Owned by Vicki McEwen
Last updated: May 18, 2023 by Steven Murawski

A mandate is an official order or commission to perform a task. Mandates are often buried within sentences and within paragraphs in citations. A simple example of a mandate would be 'turn off the faucet' or 'feed the dog,' although you, as a member of the Mapping Team, are more likely to encounter a mandate like 'Ensure that your organization has an information security program in place' than 'feed the dog.'


As stated above, mandates are actions that an organization must perform. When determining if a citation contains a mandate or is informational, look for consistencies within the writing. A citation's wording will indicate whether an action is required for compliance, is highly recommended, or is considered good practice. For example, if a citation reads 'the organization must or will', or contains imperative sentences (i.e. ensure that packets transmitted over insecure networks are encrypted) then the action is required and failing to performing said action is considered an instance of noncompliance. If a citation reads 'the organization should', then experts highly recommend that said action is performed (sometimes as a failsafe), but failing to perform the action is not considered a compliance violation. If a citation reads 'the organization may, can, or could' then the action is considered to be good practice, but optional. You will find that the majority of Authority Documents follow the above conventions, at least to a degree. There are a few outliers however. For example, if you encounter a document where the requirements are loosely defined (i.e. words like must or will don't appear at all), look over the structure of the document for patterns such as the citation assuming that the action is completed (i.e. personal data is returned to the customer when it is no longer needed). 


There can be one or multiple mandates in a citation.
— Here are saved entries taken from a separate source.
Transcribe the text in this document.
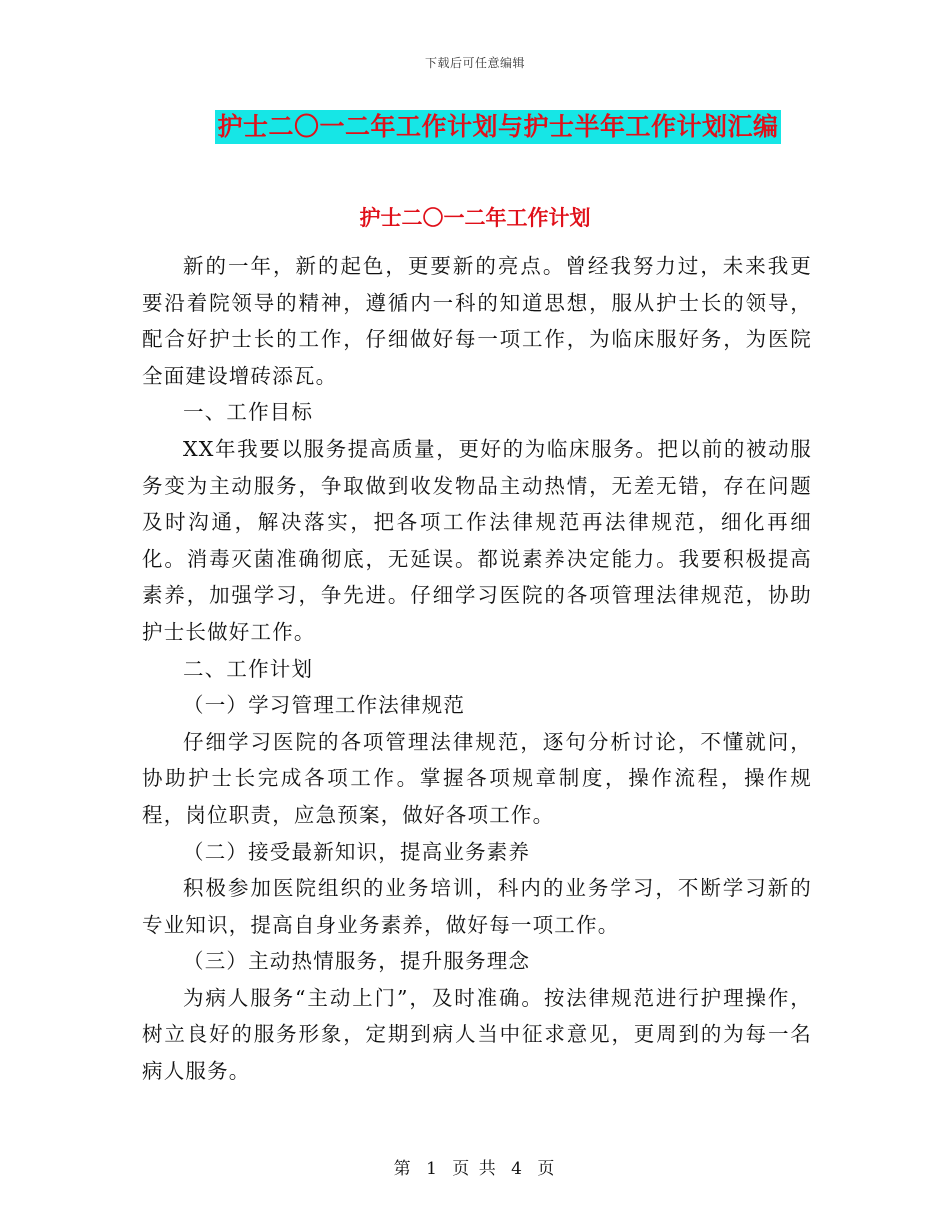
下载后可任意编辑
护士二〇一二年工作计划与护士半年工作计划汇编
护士二〇一二年工作计划

新的一年，新的起色，更要新的亮点。曾经我努力过，未来我更要沿着院领导的精神，遵循内一科的知道思想，服从护士长的领导，配合好护士长的工作，仔细做好每一项工作，为临床服好务，为医院全面建设增砖添瓦。

一、工作目标

XX年我要以服务提高质量，更好的为临床服务。把以前的被动服务变为主动服务，争取做到收发物品主动热情，无差无错，存在问题及时沟通，解决落实，把各项工作法律规范再法律规范，细化再细化。消毒灭菌准确彻底，无延误。都说素养决定能力。我要积极提高素养，加强学习，争先进。仔细学习医院的各项管理法律规范，协助护士长做好工作。

二、工作计划

（一）学习管理工作法律规范

仔细学习医院的各项管理法律规范，逐句分析讨论，不懂就问，协助护士长完成各项工作。掌握各项规章制度，操作流程，操作规程，岗位职责，应急预案，做好各项工作。

（二）接受最新知识，提高业务素养

积极参加医院组织的业务培训，科内的业务学习，不断学习新的专业知识，提高自身业务素养，做好每一项工作。

（三）主动热情服务，提升服务理念

为病人服务“主动上门”，及时准确。按法律规范进行护理操作，树立良好的服务形象，定期到病人当中征求意见，更周到的为每一名病人服务。

第 1 页 共 4 页
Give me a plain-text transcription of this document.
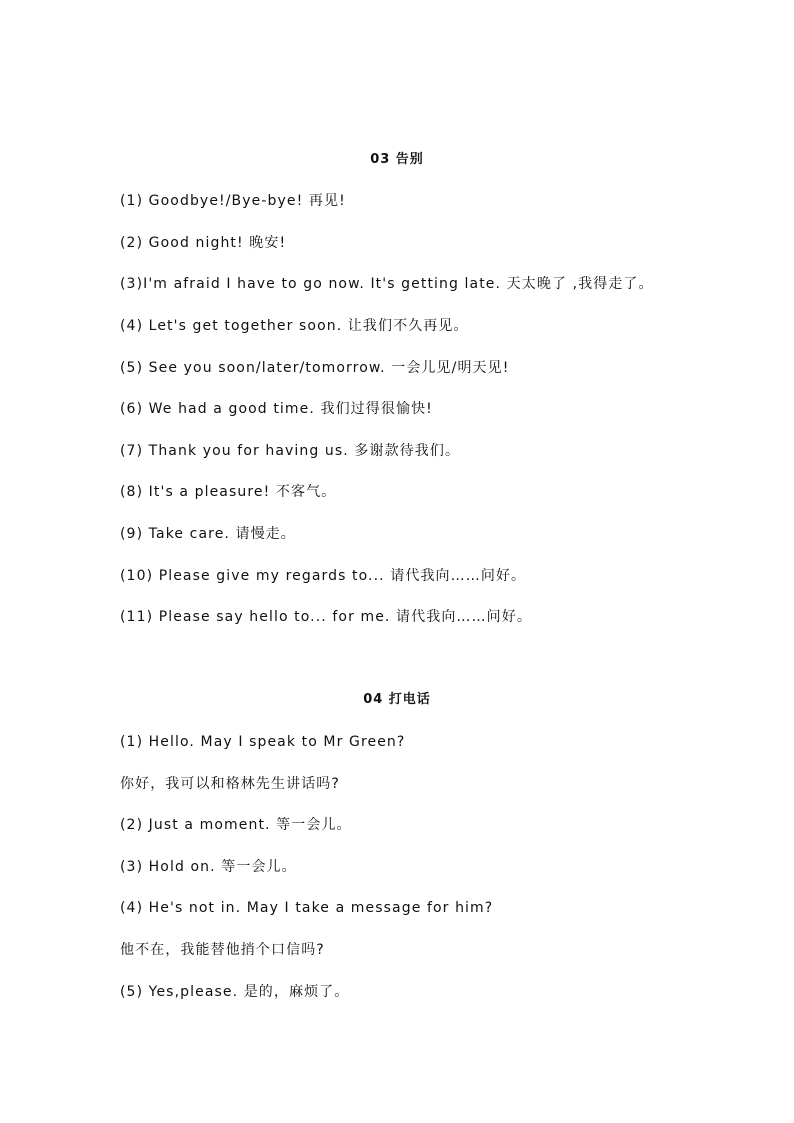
03 告别
(1) Goodbye!/Bye-bye! 再见!
(2) Good night! 晚安!
(3)I'm afraid I have to go now. It's getting late. 天太晚了 ,我得走了。
(4) Let's get together soon. 让我们不久再见。
(5) See you soon/later/tomorrow. 一会儿见/明天见!
(6) We had a good time. 我们过得很愉快!
(7) Thank you for having us. 多谢款待我们。
(8) It's a pleasure! 不客气。
(9) Take care. 请慢走。
(10) Please give my regards to... 请代我向……问好。
(11) Please say hello to... for me. 请代我向……问好。
04 打电话
(1) Hello. May I speak to Mr Green?
你好，我可以和格林先生讲话吗?
(2) Just a moment. 等一会儿。
(3) Hold on. 等一会儿。
(4) He's not in. May I take a message for him?
他不在，我能替他捎个口信吗?
(5) Yes,please. 是的，麻烦了。
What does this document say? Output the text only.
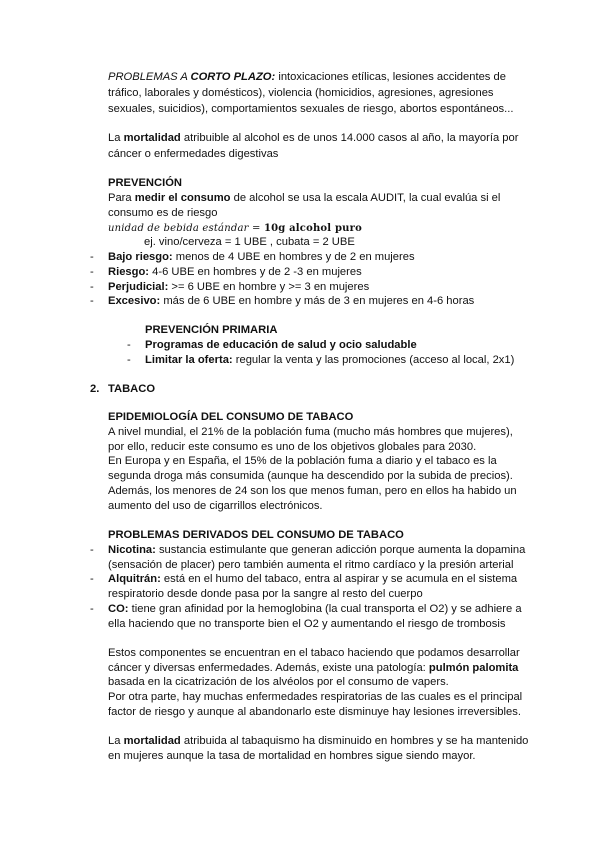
PROBLEMAS A CORTO PLAZO: intoxicaciones etílicas, lesiones accidentes de
tráfico, laborales y domésticos), violencia (homicidios, agresiones, agresiones
sexuales, suicidios), comportamientos sexuales de riesgo, abortos espontáneos...
La mortalidad atribuible al alcohol es de unos 14.000 casos al año, la mayoría por
cáncer o enfermedades digestivas
PREVENCIÓN
Para medir el consumo de alcohol se usa la escala AUDIT, la cual evalúa si el
consumo es de riesgo
unidad de bebida estándar = 10g alcohol puro
ej. vino/cerveza = 1 UBE , cubata = 2 UBE
- Bajo riesgo: menos de 4 UBE en hombres y de 2 en mujeres
- Riesgo: 4-6 UBE en hombres y de 2 -3 en mujeres
- Perjudicial: >= 6 UBE en hombre y >= 3 en mujeres
- Excesivo: más de 6 UBE en hombre y más de 3 en mujeres en 4-6 horas
PREVENCIÓN PRIMARIA
- Programas de educación de salud y ocio saludable
- Limitar la oferta: regular la venta y las promociones (acceso al local, 2x1)
2. TABACO
EPIDEMIOLOGÍA DEL CONSUMO DE TABACO
A nivel mundial, el 21% de la población fuma (mucho más hombres que mujeres),
por ello, reducir este consumo es uno de los objetivos globales para 2030.
En Europa y en España, el 15% de la población fuma a diario y el tabaco es la
segunda droga más consumida (aunque ha descendido por la subida de precios).
Además, los menores de 24 son los que menos fuman, pero en ellos ha habido un
aumento del uso de cigarrillos electrónicos.
PROBLEMAS DERIVADOS DEL CONSUMO DE TABACO
- Nicotina: sustancia estimulante que generan adicción porque aumenta la dopamina
(sensación de placer) pero también aumenta el ritmo cardíaco y la presión arterial
- Alquitrán: está en el humo del tabaco, entra al aspirar y se acumula en el sistema
respiratorio desde donde pasa por la sangre al resto del cuerpo
- CO: tiene gran afinidad por la hemoglobina (la cual transporta el O2) y se adhiere a
ella haciendo que no transporte bien el O2 y aumentando el riesgo de trombosis
Estos componentes se encuentran en el tabaco haciendo que podamos desarrollar
cáncer y diversas enfermedades. Además, existe una patología: pulmón palomita
basada en la cicatrización de los alvéolos por el consumo de vapers.
Por otra parte, hay muchas enfermedades respiratorias de las cuales es el principal
factor de riesgo y aunque al abandonarlo este disminuye hay lesiones irreversibles.
La mortalidad atribuida al tabaquismo ha disminuido en hombres y se ha mantenido
en mujeres aunque la tasa de mortalidad en hombres sigue siendo mayor.
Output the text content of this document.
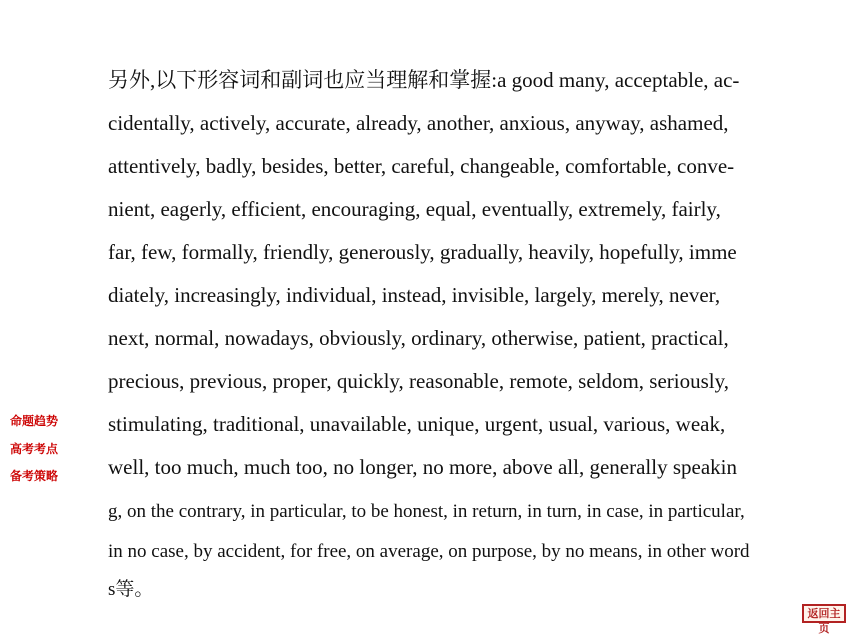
另外,以下形容词和副词也应当理解和掌握:a good many, acceptable, ac-
cidentally, actively, accurate, already, another, anxious, anyway, ashamed,
attentively, badly, besides, better, careful, changeable, comfortable, conve-
nient, eagerly, efficient, encouraging, equal, eventually, extremely, fairly,
far, few, formally, friendly, generously, gradually, heavily, hopefully, imme
diately, increasingly, individual, instead, invisible, largely, merely, never,
next, normal, nowadays, obviously, ordinary, otherwise, patient, practical,
precious, previous, proper, quickly, reasonable, remote, seldom, seriously,
stimulating, traditional, unavailable, unique, urgent, usual, various, weak,
well, too much, much too, no longer, no more, above all, generally speakin
g, on the contrary, in particular, to be honest, in return, in turn, in case, in particular,
in no case, by accident, for free, on average, on purpose, by no means, in other word
s等。
命题趋势
高考考点
备考策略
返回主页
In the case of multiple mandates, each mandate must be tagged separately. These mandates fall into three categories: those that call for documentation about an action, the performing of the action, or testing for the action to have taken place.


How do you differentiate between the three? Glad you asked:

Documentation

Citations that refer to a process, procedure, policy, etc., call for documentation of an action.

For example, "Determine if the organization has a process for implementing access control" references "a process"; therefore, the mandate is about documentation.

Perform Action

When no explicit reference to documentation is made, the citation calls for the performance of an action.

For example, if the citation were written as "Implement access control," then the mandate would be about performing an action.

Test for Action

These are usually pretty easy to determine; they start with "ensure," "does the," "evaluate," "test," "observe," and "interview."